Step 3: Traversing from index 0 to end, we find array[4] = 3 > 0
        The answer is 4 + 1 = 5

This is actually a LeetCode problem that asks for O(n) time and O(1) space, so sorting the input or converting it to a set won't work. Here's a Python 3 implementation of pmcarpan's answer that runs in O(n) time and uses O(1) space.

def missing_int(nums: MutableSequence[int]) -> int:
    # If empty array or doesn't have 1, return 1
    if not next((x for x in nums if x == 1), 0):
        return 1

    lo: int = 0
    hi: int = len(nums) - 1
    i: int = 0
    pivot: int = 1

    while i <= hi:
        if nums[i] < pivot:
            swap(nums, i, hi)
            hi -= 1
        elif nums[i] > pivot:
            swap(nums, i, lo)
            i += 1
            lo += 1
        else:
            i += 1

    x = 0
    while x <= hi:  # hi is the index of the last positive number
        y: int = abs(nums[x])
        if 0 < y <= hi + 1 and nums[y - 1] > 0:  # Don't flip sign if already negative
            nums[y - 1] *= -1
        x += 1

    return next((i for i, v in enumerate(nums[:hi + 1]) if v >= 0), x) + 1

Tests:

def test_missing_int(self):
    assert func.missing_int([1, 2, 1, 0]) == 3
    assert func.missing_int([3, 4, -1, 1]) == 2
    assert func.missing_int([7, 8, 9, 11, 12]) == 1
    assert func.missing_int([1]) == 2
    assert func.missing_int([]) == 1
    assert func.missing_int([0]) == 1
    assert func.missing_int([2, 1]) == 3
    assert func.missing_int([-1, -2, -3]) == 1
    assert func.missing_int([1, 1]) == 2
    assert func.missing_int([1000, -1]) == 1
    assert func.missing_int([-10, -3, -100, -1000, -239, 1]) == 2
    assert func.missing_int([1, 1]) == 2

PMCarpan's algorithm works.

I think your approach works, but you should specify the type of sort you're doing so that it is clear it is a linear sort and not necessarily a full sort of the entire array. This results in O(N) time without using any space.

Scan the array, as you're scanning if the value in your current index is less than the length of the array then swap it with the value currently in that index. You must continue swapping until it no longer makes sense to swap at each index. Then at the end do one more scan until you find an index that isn't correct.

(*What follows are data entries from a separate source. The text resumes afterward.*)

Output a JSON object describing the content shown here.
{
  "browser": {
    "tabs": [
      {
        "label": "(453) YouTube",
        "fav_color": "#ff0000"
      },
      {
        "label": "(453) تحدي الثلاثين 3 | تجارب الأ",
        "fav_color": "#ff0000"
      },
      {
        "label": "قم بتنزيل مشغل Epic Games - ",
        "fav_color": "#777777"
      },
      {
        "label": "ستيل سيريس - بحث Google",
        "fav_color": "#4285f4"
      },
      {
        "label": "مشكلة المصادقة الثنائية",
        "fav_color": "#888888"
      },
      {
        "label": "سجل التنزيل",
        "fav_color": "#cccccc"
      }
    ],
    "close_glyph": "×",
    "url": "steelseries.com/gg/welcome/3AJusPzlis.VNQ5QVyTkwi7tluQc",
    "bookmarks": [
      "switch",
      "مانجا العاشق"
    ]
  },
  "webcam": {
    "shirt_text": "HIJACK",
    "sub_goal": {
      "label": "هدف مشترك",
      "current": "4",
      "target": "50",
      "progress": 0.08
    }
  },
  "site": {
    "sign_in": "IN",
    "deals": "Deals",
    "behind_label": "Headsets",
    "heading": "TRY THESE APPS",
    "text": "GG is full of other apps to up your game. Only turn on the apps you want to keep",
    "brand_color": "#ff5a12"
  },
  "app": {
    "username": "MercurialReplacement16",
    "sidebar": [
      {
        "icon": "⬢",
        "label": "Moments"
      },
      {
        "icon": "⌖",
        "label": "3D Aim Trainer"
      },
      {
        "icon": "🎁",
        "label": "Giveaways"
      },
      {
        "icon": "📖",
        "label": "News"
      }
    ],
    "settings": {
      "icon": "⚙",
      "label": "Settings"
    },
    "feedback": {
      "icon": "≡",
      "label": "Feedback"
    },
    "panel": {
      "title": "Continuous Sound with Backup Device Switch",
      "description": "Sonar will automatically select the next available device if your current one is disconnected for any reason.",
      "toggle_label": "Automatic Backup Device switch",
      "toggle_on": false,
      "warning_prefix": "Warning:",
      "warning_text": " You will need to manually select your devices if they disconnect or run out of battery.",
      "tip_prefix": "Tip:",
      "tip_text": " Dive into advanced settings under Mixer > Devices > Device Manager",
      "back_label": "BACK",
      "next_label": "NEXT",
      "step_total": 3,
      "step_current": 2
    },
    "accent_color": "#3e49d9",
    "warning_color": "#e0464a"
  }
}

Here's some working python code, although python is not the place to do this sort of thing, lol.

def sortOfSort(arr) :
    for index in range(len(arr)) :
        checkValue = arr[index]

        while(checkValue > 0 and checkValue != index and checkValue < len(arr) and arr[checkValue] != checkValue) :
            arr[index] = arr[checkValue]
            arr[checkValue] = checkValue
            checkValue = arr[index]

    return arr[1:] + [arr[0]]

def findFirstMissingNumber(arr) :
    for x in range(len(arr)) :
        if (x+1 != arr[x]) :
            return x+1
    return len(arr) + 1

the return arr[1:] part is because based on your description we aren't including zero as a starting point.